Because tungsten is rare and its compounds are generally inert, the effects of tungsten on the environment are limited. The median lethal dose LD₅₀ depends strongly on the animal and the method of administration and varies between 59 mg/kg (intravenous, rabbits) and 5000 mg/kg (tungsten metal powder, intraperitoneal, rats).

People can be exposed to tungsten in the workplace by breathing it in, swallowing it, skin contact, and eye contact.
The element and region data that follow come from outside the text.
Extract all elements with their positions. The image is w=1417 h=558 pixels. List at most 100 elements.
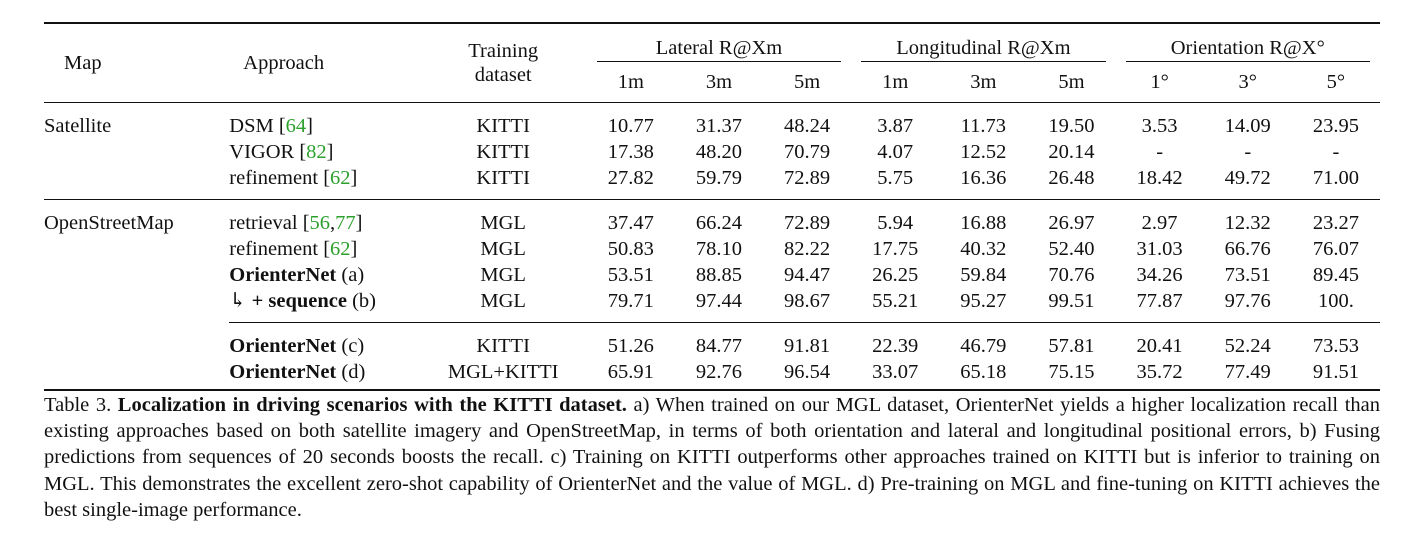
value-cell: 96.54 (784, 361, 831, 383)
group-rule (1125, 61, 1370, 62)
value-cell: 37.47 (607, 212, 654, 234)
header-group-orientation-label: Orientation R@X° (1170, 37, 1325, 59)
value-cell: 53.51 (607, 264, 654, 286)
value-cell: 3.53 (1141, 115, 1178, 137)
value-cell: 5.94 (877, 212, 914, 234)
osm-block: OpenStreetMap retrieval [56,77] MGL 37.4… (44, 199, 1380, 390)
value-cell: 59.79 (695, 167, 743, 189)
table-row: OrienterNet (d) MGL+KITTI 65.91 92.76 96… (44, 359, 1380, 390)
value-cell: 82.22 (784, 238, 831, 260)
value-cell: 17.75 (872, 238, 919, 260)
citation-link[interactable]: 62 (330, 238, 351, 260)
value-cell: 51.26 (586, 322, 675, 359)
value-cell: 18.42 (1136, 167, 1183, 189)
value-cell: 26.97 (1048, 212, 1095, 234)
table-row: Satellite DSM [64] KITTI 10.77 31.37 48.… (44, 103, 1380, 140)
training-cell: MGL (480, 238, 526, 260)
satellite-block: Satellite DSM [64] KITTI 10.77 31.37 48.… (44, 103, 1380, 200)
training-cell: KITTI (476, 141, 530, 163)
value-cell: 65.91 (607, 361, 654, 383)
value-cell: 52.24 (1203, 322, 1292, 359)
approach-cell: OrienterNet (d) (229, 359, 419, 390)
value-cell: 73.51 (1224, 264, 1271, 286)
value-cell: 19.50 (1048, 115, 1095, 137)
caption-body: a) When trained on our MGL dataset, Orie… (44, 394, 1381, 521)
value-cell-best: 100. (1317, 290, 1354, 312)
header-training-line1: Training (468, 40, 539, 62)
training-cell: MGL (480, 212, 526, 234)
approach-cell: refinement [62] (229, 238, 358, 260)
value-cell-best: 97.76 (1224, 290, 1271, 312)
value-cell: 16.88 (960, 212, 1007, 234)
header-sub: 1m (882, 71, 909, 93)
header-sub: 5m (1058, 71, 1085, 93)
value-cell: 91.51 (1312, 361, 1359, 383)
approach-cell: VIGOR [82] (229, 141, 334, 163)
value-cell: 3.87 (877, 115, 914, 137)
approach-tag: (b) (352, 290, 376, 312)
value-cell: 73.53 (1291, 322, 1380, 359)
citation-link[interactable]: 56 (309, 212, 331, 234)
value-cell: 31.37 (695, 115, 743, 137)
approach-name: refinement (229, 167, 319, 189)
citation-link[interactable]: 82 (306, 141, 327, 163)
table-row: refinement [62] MGL 50.83 78.10 82.22 17… (44, 236, 1380, 262)
value-cell-best: 77.87 (1136, 290, 1183, 312)
value-cell: 33.07 (872, 361, 919, 383)
value-cell: 59.84 (960, 264, 1007, 286)
value-cell: 26.25 (872, 264, 919, 286)
value-cell: 10.77 (607, 115, 654, 137)
value-cell: 12.52 (960, 141, 1007, 163)
header-sub: 3m (970, 71, 997, 93)
table-row: OrienterNet (c) KITTI 51.26 84.77 91.81 … (44, 322, 1380, 359)
approach-name: retrieval (229, 212, 298, 234)
citation-link[interactable]: 64 (285, 115, 307, 137)
value-cell: - (1156, 141, 1164, 163)
approach-name: + sequence (251, 290, 347, 312)
value-cell: 92.76 (695, 361, 743, 383)
value-cell: 48.20 (695, 141, 743, 163)
value-cell: 48.24 (784, 115, 831, 137)
value-cell: 88.85 (695, 264, 743, 286)
header-sub: 5m (794, 71, 821, 93)
approach-cell: OrienterNet (a) (229, 262, 419, 288)
value-cell: 72.89 (784, 167, 831, 189)
approach-name: refinement (229, 238, 319, 260)
map-label-osm: OpenStreetMap (44, 212, 174, 234)
training-cell: MGL (480, 264, 526, 286)
value-cell: 14.09 (1224, 115, 1271, 137)
value-cell-best: 99.51 (1048, 290, 1095, 312)
approach-name: OrienterNet (229, 335, 337, 357)
header-training-line2: dataset (474, 64, 532, 86)
header-group-longitudinal: Longitudinal R@Xm (851, 23, 1115, 62)
table-header: Map Approach Training dataset Lateral R@… (44, 23, 1380, 103)
value-cell: 23.27 (1312, 212, 1359, 234)
group-rule (861, 61, 1106, 62)
value-cell: 20.41 (1115, 322, 1204, 359)
approach-tag: (c) (341, 335, 365, 357)
value-cell: 40.32 (960, 238, 1007, 260)
approach-cell: retrieval [56,77] (229, 212, 363, 234)
value-cell: 2.97 (1141, 212, 1178, 234)
citation-link[interactable]: 77 (335, 212, 356, 234)
header-approach: Approach (243, 52, 325, 74)
value-cell: 52.40 (1048, 238, 1095, 260)
header-group-lateral-label: Lateral R@Xm (655, 37, 783, 59)
header-sub: 3m (705, 71, 733, 93)
citation-link[interactable]: 62 (330, 167, 351, 189)
value-cell: 34.26 (1136, 264, 1183, 286)
value-cell: 49.72 (1224, 167, 1271, 189)
header-group-orientation: Orientation R@X° (1116, 23, 1380, 62)
approach-name: DSM (229, 115, 274, 137)
table-row-best: ↳ + sequence (b) MGL 79.71 97.44 98.67 5… (44, 288, 1380, 323)
approach-name: OrienterNet (229, 361, 337, 383)
value-cell: 5.75 (877, 167, 914, 189)
value-cell: 31.03 (1136, 238, 1183, 260)
value-cell: 66.76 (1224, 238, 1271, 260)
value-cell-best: 98.67 (784, 290, 831, 312)
value-cell: 26.48 (1048, 167, 1095, 189)
training-cell: MGL (480, 290, 526, 312)
value-cell-best: 97.44 (695, 290, 743, 312)
approach-cell: ↳ + sequence (b) (229, 288, 419, 323)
The National Institute for Occupational Safety and Health (NIOSH) has set a recommended exposure limit (REL) of 5 mg/m³ over an 8-hour workday and a short term limit of 10 mg/m³.

Patent claim

Tungsten is unique amongst the elements in that it has been the subject of patent proceedings. In 1928, a US court rejected General Electric's attempt to patent it, overturning U.S. Patent 1,082,933 granted in 1913 to William D. Coolidge.